Честно говоря, он по-настоящему любил один раз в жизни. Свою одноклассницу Дашу Новикову. Считается, что первую любовь не стоит принимать всерьез, но ничего серьезнее той детской любви с ним так больше и не случилось. Даша отказалась от него. Вышла замуж за яркого спортсмена Дмитрия Архипова… Архипова… Надо же, как все напряглось в голове… Неужели все еще так болит рана, нанесенная в юности Дашей? Или это та, настоящая рана вдруг дала о себе знать?

Лукьянов прикоснулся к голове в том месте, где под волосами прощупывался болезненный шрам. Нет, болело не больше, чем всегда. Архипов… Почему же при мысленном произношении этой фамилии у него так сдавливает виски? Создается такое впечатление, будто он недавно видел Дмитрия, но никак не может вспомнить, где и при каких обстоятельствах. Неужели провалы в памяти так и будут его преследовать до конца жизни?

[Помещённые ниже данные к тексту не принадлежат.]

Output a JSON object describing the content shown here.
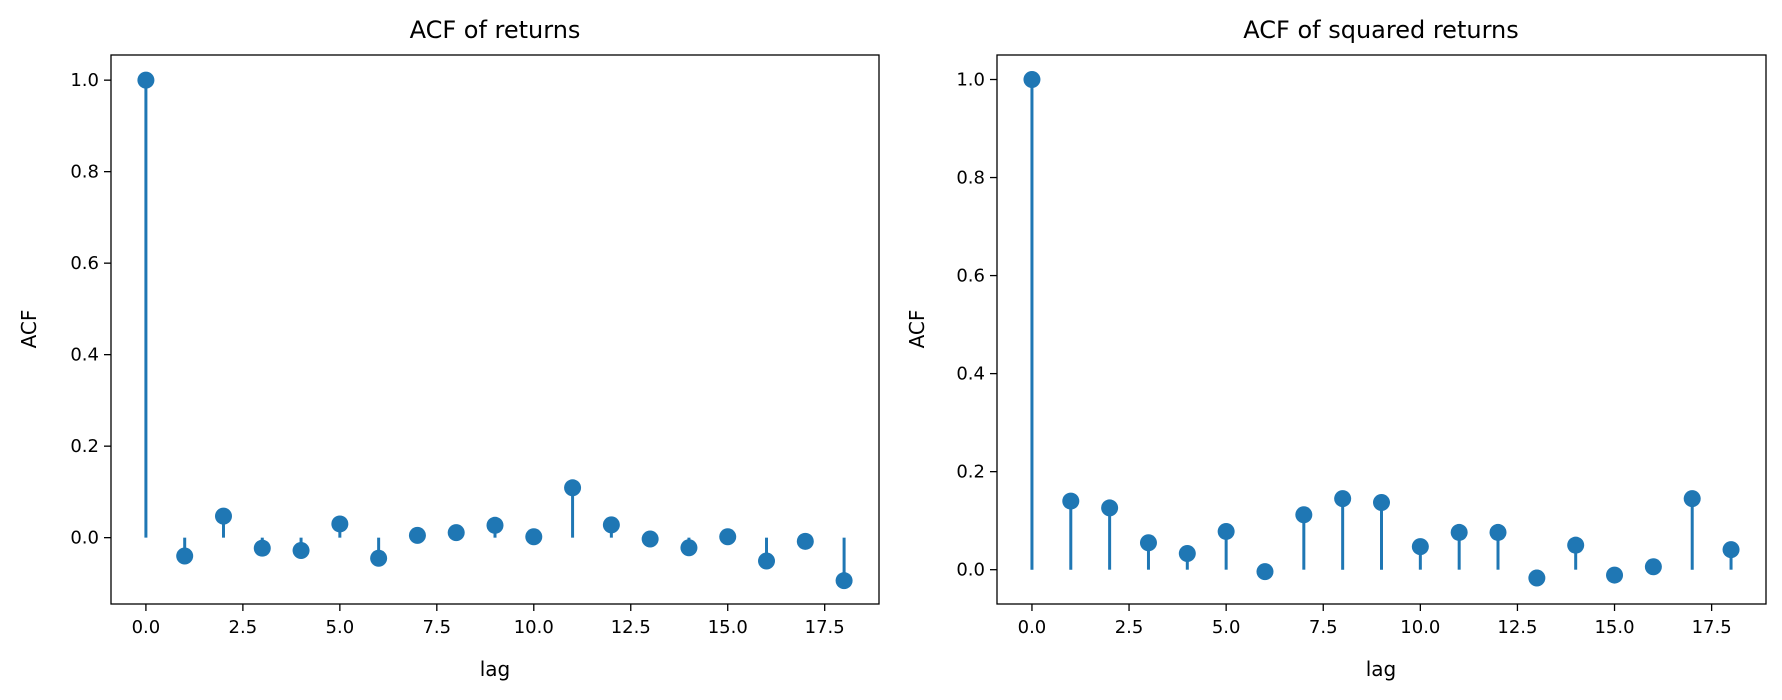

Нет, все это ерунда. Он, Иван Андреевич, нигде не мог видеть Архипова, потому что последнее время, кроме больницы и этого парка, разбитого у озерца, нигде не бывает. Кроме того, он не видел Дашу и соответственно ее мужа уже более десяти лет, а потому наверняка и не узнает. Хотя… не так уж это много – десять лет. Он сам не слишком изменился. Интересно, какой стала Даша? Даша… Что за черт? Как заныло в груди… Будто он расстался с Дашей совсем недавно и душа продолжает к ней рваться…

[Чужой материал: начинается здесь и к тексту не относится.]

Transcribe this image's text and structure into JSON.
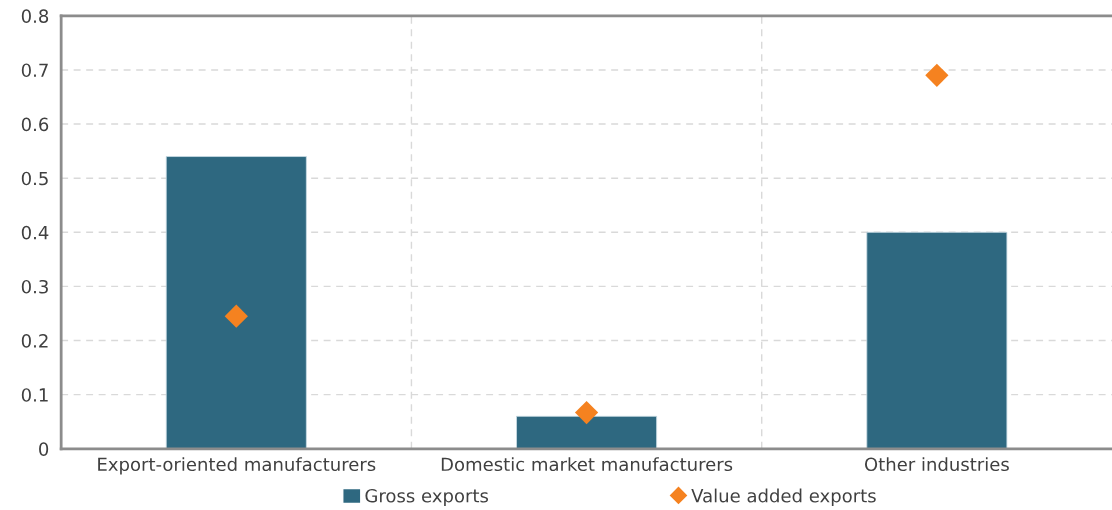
{
  "chart_data": {
    "type": "bar",
    "categories": [
      "Export-oriented manufacturers",
      "Domestic market manufacturers",
      "Other industries"
    ],
    "series": [
      {
        "name": "Gross exports",
        "color": "#2e6880",
        "values": [
          0.54,
          0.06,
          0.4
        ]
      },
      {
        "name": "Value added exports",
        "type": "scatter",
        "marker": "diamond",
        "color": "#f58220",
        "values": [
          0.245,
          0.067,
          0.69
        ]
      }
    ],
    "ylim": [
      0,
      0.8
    ],
    "yticks": [
      0,
      0.1,
      0.2,
      0.3,
      0.4,
      0.5,
      0.6,
      0.7,
      0.8
    ],
    "grid": true,
    "legend": "bottom"
  }
}
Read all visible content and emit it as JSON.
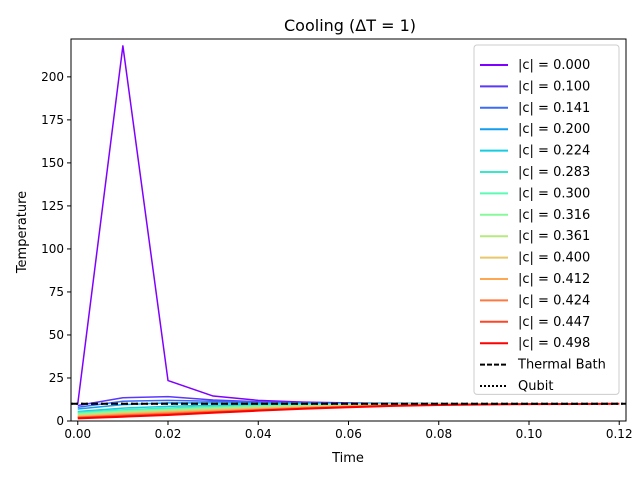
{
  "chart_data": {
    "type": "line",
    "title": "Cooling (ΔT = 1)",
    "xlabel": "Time",
    "ylabel": "Temperature",
    "xlim": [
      -0.0015,
      0.1215
    ],
    "ylim": [
      0,
      222
    ],
    "xticks": [
      0.0,
      0.02,
      0.04,
      0.06,
      0.08,
      0.1,
      0.12
    ],
    "xtick_labels": [
      "0.00",
      "0.02",
      "0.04",
      "0.06",
      "0.08",
      "0.10",
      "0.12"
    ],
    "yticks": [
      0,
      25,
      50,
      75,
      100,
      125,
      150,
      175,
      200
    ],
    "ytick_labels": [
      "0",
      "25",
      "50",
      "75",
      "100",
      "125",
      "150",
      "175",
      "200"
    ],
    "x": [
      0.0,
      0.01,
      0.02,
      0.03,
      0.04,
      0.05,
      0.06,
      0.07,
      0.08,
      0.09,
      0.1,
      0.11,
      0.12
    ],
    "legend_position": "upper right",
    "series": [
      {
        "name": "|c| = 0.000",
        "color": "#8000ff",
        "values": [
          10,
          218,
          23.5,
          14.5,
          12,
          11,
          10.5,
          10.2,
          10.1,
          10,
          10,
          10,
          10
        ]
      },
      {
        "name": "|c| = 0.100",
        "color": "#5a38fd",
        "values": [
          9,
          13.5,
          14.2,
          12.2,
          11.2,
          10.6,
          10.3,
          10.1,
          10,
          10,
          10,
          10,
          10
        ]
      },
      {
        "name": "|c| = 0.141",
        "color": "#3b6cf8",
        "values": [
          8,
          11.5,
          12,
          11.5,
          10.9,
          10.5,
          10.2,
          10.1,
          10,
          10,
          10,
          10,
          10
        ]
      },
      {
        "name": "|c| = 0.200",
        "color": "#129ded",
        "values": [
          7,
          9.5,
          10.5,
          10.5,
          10.4,
          10.2,
          10.1,
          10,
          10,
          10,
          10,
          10,
          10
        ]
      },
      {
        "name": "|c| = 0.224",
        "color": "#16cce0",
        "values": [
          5.5,
          7.5,
          8.5,
          9.2,
          9.6,
          9.8,
          9.9,
          10,
          10,
          10,
          10,
          10,
          10
        ]
      },
      {
        "name": "|c| = 0.283",
        "color": "#38e8cc",
        "values": [
          5,
          6.5,
          7.5,
          8.4,
          9.0,
          9.4,
          9.7,
          9.85,
          9.95,
          10,
          10,
          10,
          10
        ]
      },
      {
        "name": "|c| = 0.300",
        "color": "#5cfbb5",
        "values": [
          4.5,
          6,
          7,
          8,
          8.7,
          9.2,
          9.5,
          9.75,
          9.9,
          9.95,
          10,
          10,
          10
        ]
      },
      {
        "name": "|c| = 0.316",
        "color": "#88f99a",
        "values": [
          4,
          5.5,
          6.5,
          7.5,
          8.3,
          8.9,
          9.3,
          9.6,
          9.8,
          9.9,
          10,
          10,
          10
        ]
      },
      {
        "name": "|c| = 0.361",
        "color": "#b8e880",
        "values": [
          3.5,
          5,
          6,
          7,
          7.9,
          8.6,
          9.1,
          9.5,
          9.7,
          9.85,
          9.95,
          10,
          10
        ]
      },
      {
        "name": "|c| = 0.400",
        "color": "#e8c868",
        "values": [
          3,
          4.5,
          5.5,
          6.5,
          7.4,
          8.2,
          8.8,
          9.3,
          9.6,
          9.8,
          9.9,
          10,
          10
        ]
      },
      {
        "name": "|c| = 0.412",
        "color": "#ffa652",
        "values": [
          2.5,
          4,
          5,
          6,
          7.0,
          7.9,
          8.6,
          9.1,
          9.5,
          9.75,
          9.9,
          10,
          10
        ]
      },
      {
        "name": "|c| = 0.424",
        "color": "#ff7840",
        "values": [
          2.2,
          3.5,
          4.5,
          5.6,
          6.6,
          7.6,
          8.4,
          9.0,
          9.4,
          9.7,
          9.85,
          9.95,
          10
        ]
      },
      {
        "name": "|c| = 0.447",
        "color": "#ff4525",
        "values": [
          2,
          3,
          4,
          5.2,
          6.3,
          7.3,
          8.2,
          8.9,
          9.4,
          9.7,
          9.85,
          9.95,
          10
        ]
      },
      {
        "name": "|c| = 0.498",
        "color": "#ff0000",
        "values": [
          1.5,
          2.5,
          3.5,
          4.8,
          6.0,
          7.1,
          8.0,
          8.8,
          9.3,
          9.6,
          9.8,
          9.9,
          10
        ]
      }
    ],
    "reference_lines": [
      {
        "name": "Thermal Bath",
        "style": "dashed",
        "color": "#000000",
        "value": 10
      },
      {
        "name": "Qubit",
        "style": "dotted",
        "color": "#000000",
        "value": 10
      }
    ]
  }
}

Та-а-ак!! Надо немедленно взять себя в руки! Так можно впасть в самую черную меланхолию, потом в депрессию и превратиться в полного инвалида. Элла и так намучалась с ним. Надо, в конце концов, облегчить жене жизнь. Хватит жить размазней и слизняком! Вот сейчас как раз конец месяца. Он узнает у нее, где платят за квартиру, и заплатит! Да! Заплатит! И будет платить всегда! А еще сам отделает лоджию. Элла собиралась нанимать рабочих, а он ей не позволит. В конце у концов, у него есть руки, голова и все такое… Его отец, между прочим, многому научил, только все как-то не удавалось свои знания применить. А вот теперь удастся! Элла еще увидит, на что он способен!

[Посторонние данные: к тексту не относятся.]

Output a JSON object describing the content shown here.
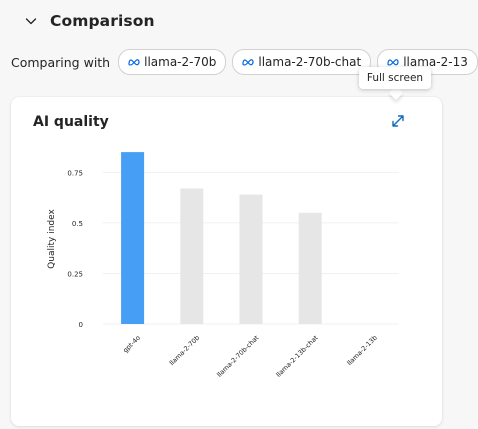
{
  "section": {
    "title": "Comparison",
    "icon": "chevron-down-icon"
  },
  "compare": {
    "label": "Comparing with",
    "chips": [
      {
        "label": "llama-2-70b",
        "icon": "meta-logo-icon"
      },
      {
        "label": "llama-2-70b-chat",
        "icon": "meta-logo-icon"
      },
      {
        "label": "llama-2-13",
        "icon": "meta-logo-icon"
      }
    ]
  },
  "tooltip": {
    "text": "Full screen"
  },
  "card": {
    "title": "AI quality",
    "fullscreen_icon": "expand-icon"
  },
  "chart_data": {
    "type": "bar",
    "title": "",
    "ylabel": "Quality index",
    "xlabel": "",
    "categories": [
      "gpt-4o",
      "llama-2-70b",
      "llama-2-70b-chat",
      "llama-2-13b-chat",
      "llama-2-13b"
    ],
    "values": [
      0.85,
      0.67,
      0.64,
      0.55,
      0.0
    ],
    "highlight_index": 0,
    "colors": {
      "highlight": "#479ef5",
      "default": "#e6e6e6"
    },
    "yticks": [
      0,
      0.25,
      0.5,
      0.75
    ],
    "ytick_labels": [
      "0",
      "0.25",
      "0.5",
      "0.75"
    ],
    "ylim": [
      0,
      0.9
    ],
    "grid": true,
    "legend": "none"
  }
}
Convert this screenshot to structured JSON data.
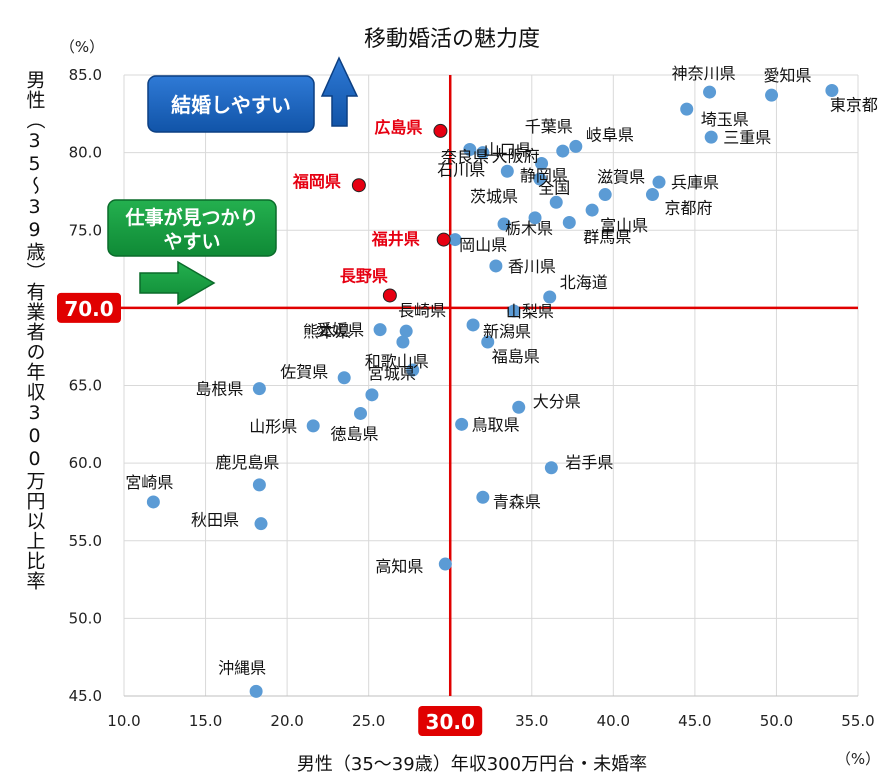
{
  "chart_data": {
    "type": "scatter",
    "title": "移動婚活の魅力度",
    "xlabel": "男性（35～39歳）年収300万円台・未婚率",
    "ylabel": "男性（35～39歳）有業者の年収300万円以上比率",
    "x_unit": "（%）",
    "y_unit": "（%）",
    "xlim": [
      10.0,
      55.0
    ],
    "ylim": [
      45.0,
      85.0
    ],
    "x_ticks": [
      "10.0",
      "15.0",
      "20.0",
      "25.0",
      "30.0",
      "35.0",
      "40.0",
      "45.0",
      "50.0",
      "55.0"
    ],
    "y_ticks": [
      "45.0",
      "50.0",
      "55.0",
      "60.0",
      "65.0",
      "70.0",
      "75.0",
      "80.0",
      "85.0"
    ],
    "grid": true,
    "x_reference": {
      "value": 30.0,
      "label": "30.0",
      "color": "#e00000"
    },
    "y_reference": {
      "value": 70.0,
      "label": "70.0",
      "color": "#e00000"
    },
    "annotations": {
      "marriage": "結婚しやすい",
      "job_line1": "仕事が見つかり",
      "job_line2": "やすい"
    },
    "points": [
      {
        "name": "東京都",
        "x": 53.4,
        "y": 84.0,
        "highlight": false
      },
      {
        "name": "愛知県",
        "x": 49.7,
        "y": 83.7,
        "highlight": false
      },
      {
        "name": "神奈川県",
        "x": 45.9,
        "y": 83.9,
        "highlight": false
      },
      {
        "name": "埼玉県",
        "x": 44.5,
        "y": 82.8,
        "highlight": false
      },
      {
        "name": "三重県",
        "x": 46.0,
        "y": 81.0,
        "highlight": false
      },
      {
        "name": "岐阜県",
        "x": 37.7,
        "y": 80.4,
        "highlight": false
      },
      {
        "name": "千葉県",
        "x": 36.9,
        "y": 80.1,
        "highlight": false
      },
      {
        "name": "山口県",
        "x": 31.2,
        "y": 80.2,
        "highlight": false
      },
      {
        "name": "奈良県",
        "x": 32.0,
        "y": 80.0,
        "highlight": false
      },
      {
        "name": "大阪府",
        "x": 35.6,
        "y": 79.3,
        "highlight": false
      },
      {
        "name": "石川県",
        "x": 33.5,
        "y": 78.8,
        "highlight": false
      },
      {
        "name": "静岡県",
        "x": 35.5,
        "y": 78.3,
        "highlight": false
      },
      {
        "name": "滋賀県",
        "x": 39.5,
        "y": 77.3,
        "highlight": false
      },
      {
        "name": "兵庫県",
        "x": 42.8,
        "y": 78.1,
        "highlight": false
      },
      {
        "name": "京都府",
        "x": 42.4,
        "y": 77.3,
        "highlight": false
      },
      {
        "name": "茨城県",
        "x": 33.3,
        "y": 75.4,
        "highlight": false
      },
      {
        "name": "全国",
        "x": 36.5,
        "y": 76.8,
        "highlight": false
      },
      {
        "name": "富山県",
        "x": 38.7,
        "y": 76.3,
        "highlight": false
      },
      {
        "name": "栃木県",
        "x": 35.2,
        "y": 75.8,
        "highlight": false
      },
      {
        "name": "群馬県",
        "x": 37.3,
        "y": 75.5,
        "highlight": false
      },
      {
        "name": "岡山県",
        "x": 30.3,
        "y": 74.4,
        "highlight": false
      },
      {
        "name": "香川県",
        "x": 32.8,
        "y": 72.7,
        "highlight": false
      },
      {
        "name": "北海道",
        "x": 36.1,
        "y": 70.7,
        "highlight": false
      },
      {
        "name": "山梨県",
        "x": 33.9,
        "y": 69.8,
        "highlight": false
      },
      {
        "name": "長崎県",
        "x": 27.3,
        "y": 68.5,
        "highlight": false
      },
      {
        "name": "愛媛県",
        "x": 25.7,
        "y": 68.6,
        "highlight": false
      },
      {
        "name": "新潟県",
        "x": 31.4,
        "y": 68.9,
        "highlight": false
      },
      {
        "name": "福島県",
        "x": 32.3,
        "y": 67.8,
        "highlight": false
      },
      {
        "name": "熊本県",
        "x": 27.1,
        "y": 67.8,
        "highlight": false
      },
      {
        "name": "和歌山県",
        "x": 27.7,
        "y": 66.0,
        "highlight": false
      },
      {
        "name": "佐賀県",
        "x": 23.5,
        "y": 65.5,
        "highlight": false
      },
      {
        "name": "島根県",
        "x": 18.3,
        "y": 64.8,
        "highlight": false
      },
      {
        "name": "宮城県",
        "x": 25.2,
        "y": 64.4,
        "highlight": false
      },
      {
        "name": "大分県",
        "x": 34.2,
        "y": 63.6,
        "highlight": false
      },
      {
        "name": "山形県",
        "x": 21.6,
        "y": 62.4,
        "highlight": false
      },
      {
        "name": "徳島県",
        "x": 24.5,
        "y": 63.2,
        "highlight": false
      },
      {
        "name": "鳥取県",
        "x": 30.7,
        "y": 62.5,
        "highlight": false
      },
      {
        "name": "岩手県",
        "x": 36.2,
        "y": 59.7,
        "highlight": false
      },
      {
        "name": "鹿児島県",
        "x": 18.3,
        "y": 58.6,
        "highlight": false
      },
      {
        "name": "青森県",
        "x": 32.0,
        "y": 57.8,
        "highlight": false
      },
      {
        "name": "宮崎県",
        "x": 11.8,
        "y": 57.5,
        "highlight": false
      },
      {
        "name": "秋田県",
        "x": 18.4,
        "y": 56.1,
        "highlight": false
      },
      {
        "name": "高知県",
        "x": 29.7,
        "y": 53.5,
        "highlight": false
      },
      {
        "name": "沖縄県",
        "x": 18.1,
        "y": 45.3,
        "highlight": false
      },
      {
        "name": "広島県",
        "x": 29.4,
        "y": 81.4,
        "highlight": true
      },
      {
        "name": "福岡県",
        "x": 24.4,
        "y": 77.9,
        "highlight": true
      },
      {
        "name": "福井県",
        "x": 29.6,
        "y": 74.4,
        "highlight": true
      },
      {
        "name": "長野県",
        "x": 26.3,
        "y": 70.8,
        "highlight": true
      }
    ]
  }
}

Лукьянов решительно поднялся с камня и направился к дому. Ветер все крепчал. Даже деревья гнулись под ним. И все же холодно не было. Так бывает перед грозой. Конечно… Уже все небо обложило сизыми тяжелыми тучами. Ага! Уже капает! Сейчас ливанет! Зато сразу стало ясно, в чем дело! У него так жмет голову, потому что изменилась погода, а вовсе не из-за Архипова. Архипов… Черт! Надо все же спросить у Эллы, может быть, они все-таки встречались? Хотя… откуда бы Элле знать Дмитрия…

Дома Лукьянов сразу прошел на лоджию, чтобы оглядеть фронт работы. Кажется, Элла хотела застеклить так, чтобы можно было раздвигать стеклянные панели в стороны, стены изнутри обшить пластиком… полы… потолок… Вот потолок ему не сделать. Голову задирать трудно. Кружится… Да и ветер задувает уже с неистовой силой. Тучи наплывают на небо с сумасшедшей скоростью. Хорошо, что он успел до ливня…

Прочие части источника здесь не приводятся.